Miscellaneous MI 70

Professional Athlete Claims

A. General

Section 1253.4 of Calif. Unemp. Insurance Code provides:

Unemployment compensation benefits, extended duration benefits and federal-state extended benefits shall not be payable to any individual on the basis of any services, substantially all of which consist of participating in sports or athletic events or training or preparing to so participate, for any week which commences during the period between two successive sports seasons, or similar periods, if such individual performed such service in the first of such seasons, or similar periods, and there is reasonable assurance such individual will perform services in the later of such seasons, or similar periods.

Therefore, for the provisions of Section 1253.4 to be applicable, the following criteria must be present:

1. Substantially, all of the claimant’s services performed during the base period were as a sports participant, or training/preparing to participate.

2. The claimant performed "athletic" services in the prior season and is under contract to perform similar services in the succeeding season or has reasonable assurance of performing similar services the following season.

When an individual completes the season and his or her contract terminates, there is "reasonable assurance" so long as the individual affirmatively offers services as an athlete to the employer(s) and there is a strong indication that an employer(s) is intending to employ the individual.

Generally, the individual will be the best judge of whether he or she has a "reasonable assurance" of performing next season. Unless the individual’s assessment is inherently improbable, it will be accepted. For instance, a sports figure whose performance last season was outstanding is likely to have assurance of playing next season; any statement to the contrary should be examined closely.

3. Benefits are claimed for weeks commencing between successive sport seasons or similar periods in which the claimant will have performed as an athlete.

The dates of the "season" and of the "recess" period should be confirmed with the claimant or the employer to verify that benefits are being claimed "between two successive sports seasons."

B. Services Subject to Section 1253.4

An individual shall be deemed to have performed "substantially all" services in sports or athletic events if he or she engaged in such activities for 90 percent or more of the total time spent in the base period in performance of all covered services.

If substantially all of a claimant’s base period services were as an athletic participant (including training or preparing to participate), then all base period wages are subject to the special provisions of Section 1253.4. "Athletic participant," as used here, refers to actual players, not auxiliary personnel such as managers, trainers, umpires, referees, groundskeepers, etc.

If less than 90 percent of a claimant’s base period services were as a sports participant, there is no prohibition under Section 1253.4 on paying benefits based on all of the claimant’s base period wages.

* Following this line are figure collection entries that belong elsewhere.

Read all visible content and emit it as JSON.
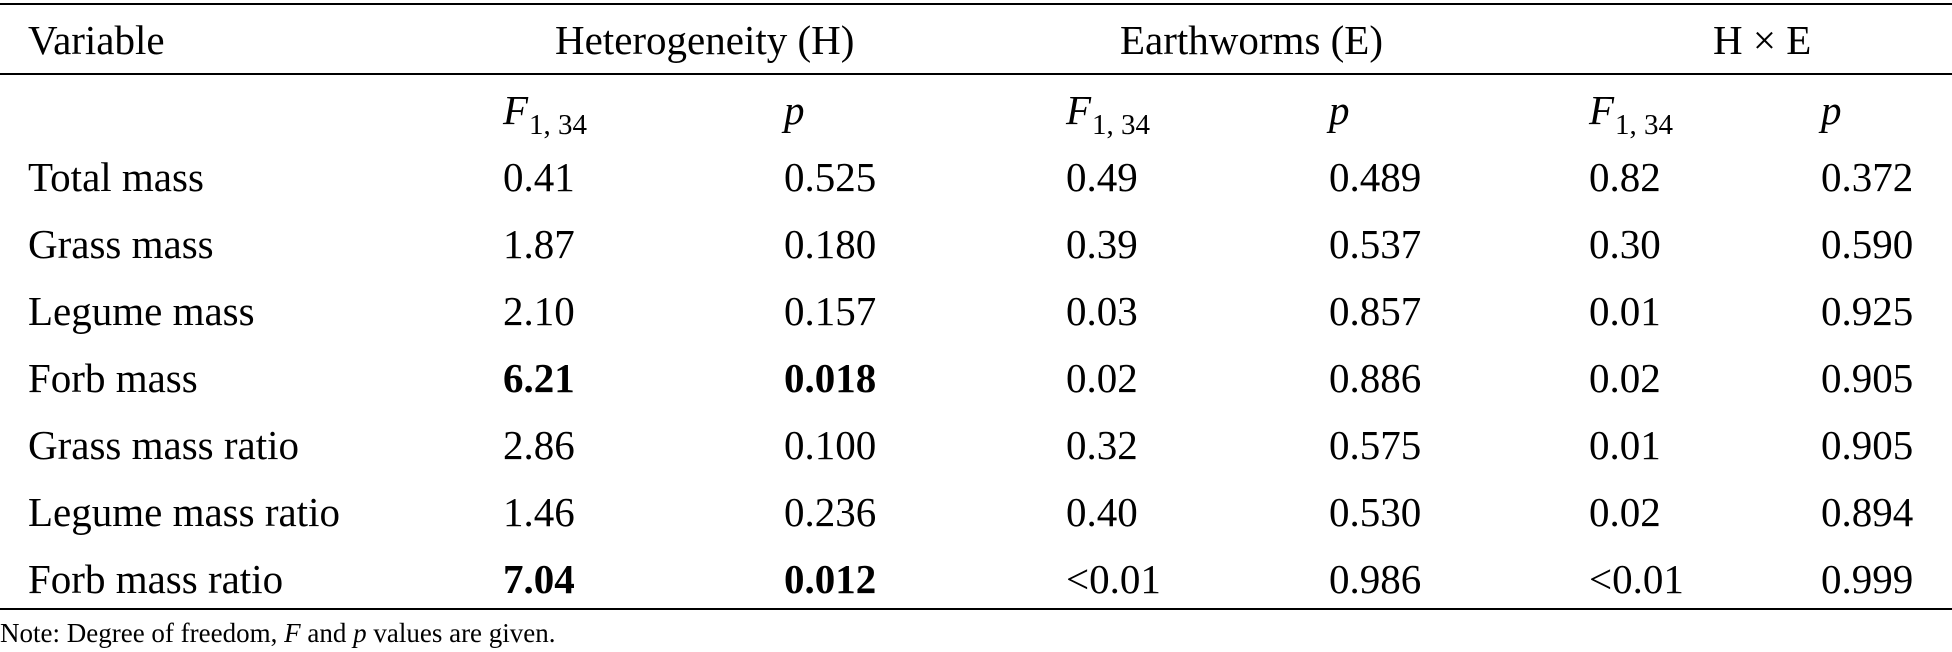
{
  "table": {
    "header_groups": {
      "variable": "Variable",
      "heterogeneity": "Heterogeneity (H)",
      "earthworms": "Earthworms (E)",
      "interaction": "H × E"
    },
    "subheaders": {
      "f_symbol": "F",
      "f_subscript": "1, 34",
      "p_symbol": "p"
    },
    "rows": [
      {
        "variable": "Total mass",
        "h_f": "0.41",
        "h_p": "0.525",
        "e_f": "0.49",
        "e_p": "0.489",
        "x_f": "0.82",
        "x_p": "0.372",
        "bold_h": false
      },
      {
        "variable": "Grass mass",
        "h_f": "1.87",
        "h_p": "0.180",
        "e_f": "0.39",
        "e_p": "0.537",
        "x_f": "0.30",
        "x_p": "0.590",
        "bold_h": false
      },
      {
        "variable": "Legume mass",
        "h_f": "2.10",
        "h_p": "0.157",
        "e_f": "0.03",
        "e_p": "0.857",
        "x_f": "0.01",
        "x_p": "0.925",
        "bold_h": false
      },
      {
        "variable": "Forb mass",
        "h_f": "6.21",
        "h_p": "0.018",
        "e_f": "0.02",
        "e_p": "0.886",
        "x_f": "0.02",
        "x_p": "0.905",
        "bold_h": true
      },
      {
        "variable": "Grass mass ratio",
        "h_f": "2.86",
        "h_p": "0.100",
        "e_f": "0.32",
        "e_p": "0.575",
        "x_f": "0.01",
        "x_p": "0.905",
        "bold_h": false
      },
      {
        "variable": "Legume mass ratio",
        "h_f": "1.46",
        "h_p": "0.236",
        "e_f": "0.40",
        "e_p": "0.530",
        "x_f": "0.02",
        "x_p": "0.894",
        "bold_h": false
      },
      {
        "variable": "Forb mass ratio",
        "h_f": "7.04",
        "h_p": "0.012",
        "e_f": "<0.01",
        "e_p": "0.986",
        "x_f": "<0.01",
        "x_p": "0.999",
        "bold_h": true
      }
    ]
  },
  "note": {
    "prefix": "Note: Degree of freedom, ",
    "f_symbol": "F",
    "middle": " and ",
    "p_symbol": "p",
    "suffix": " values are given."
  }
}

One month into the basketball season, a player suffered injuries that precluded performing services that season as a player, but continued with the employer in a public relations capacity. During the off-season the player was employed by an automotive company, then filed a claim following layoff. He indicates that his injuries have healed and that he has tentative offers to play in the coming season. Since less than 90 percent of the claimant’s time during the base period involved performance as an athlete, Section 1253.4 does not apply despite the fact that the claimant will perform services as an athlete in successive seasons.

The principal application of Section 1253.4 will obviously be to professional athletes employed in team sports such as soccer, baseball, football, basketball, hockey. It is equally applicable, however, to any sports participant both major and minor leagues, professional or semiprofessional, provided such athletic services constituted at least 90 percent of the claimant’s activities during the base period.

C. Change of Status

Occasionally, a claimant held ineligible under Section 1253.4 because of anticipated sports employment in the coming season, finds such employment does not materialize. Section 1253.4 makes no specific provision for reconsidering the prior disqualification in such cases. If appropriate, however, such reconsideration could be made under Section 1332(a).

In other instances, a claimant who was initially held eligible under Section 1253.4 because reemployment as an athlete seemed doubtful, subsequently is assured of "playing" in the coming season. Once assured of sports reemployment, no further payment can be made during the off-season.

D. Section 1253.4 Distinguished From Section 1252

In dealing with claims filed by professional athletes, an interviewer must consider eligibility under both Sections 1252 and 1253.4.

A claimant under long-term contract as a professional athlete may or may not be eligible under Section 1252 during the off-season depending upon the terms of his or her contract. If the claimant’s contract requires no services during the off-season (including being on call) and the claimant is free to do whatever he or she wants during the off-season, the individual would be considered unemployed for unemployment insurance purposes and any payments received during the off-season would be allocated to when services were performed. (See BDG TPU.)

Application of Section 1253.4 is not dependent upon a finding of ineligibility under Section 1252. Nor does a finding of ineligibility under Section 1252 automatically mean disqualification under Section 1253.4.

Example 1:

Under the terms of a minor league baseball player’s contract, he is determined eligible under Section 1252 during the off-season. However, because he played in the past season, is assured of playing in the next season, and substantially all of his base period services were as a sports participant, benefits are not payable under Section 1253.4.

Example 2:

Another claimant has a contract that carries her through the off-season, based on the terms of her contact she is determined ineligible under Section 1252. However, the claimant has decided to leave sports and, as a result, will not be playing in the next season, she would be eligible under Section 1253.4.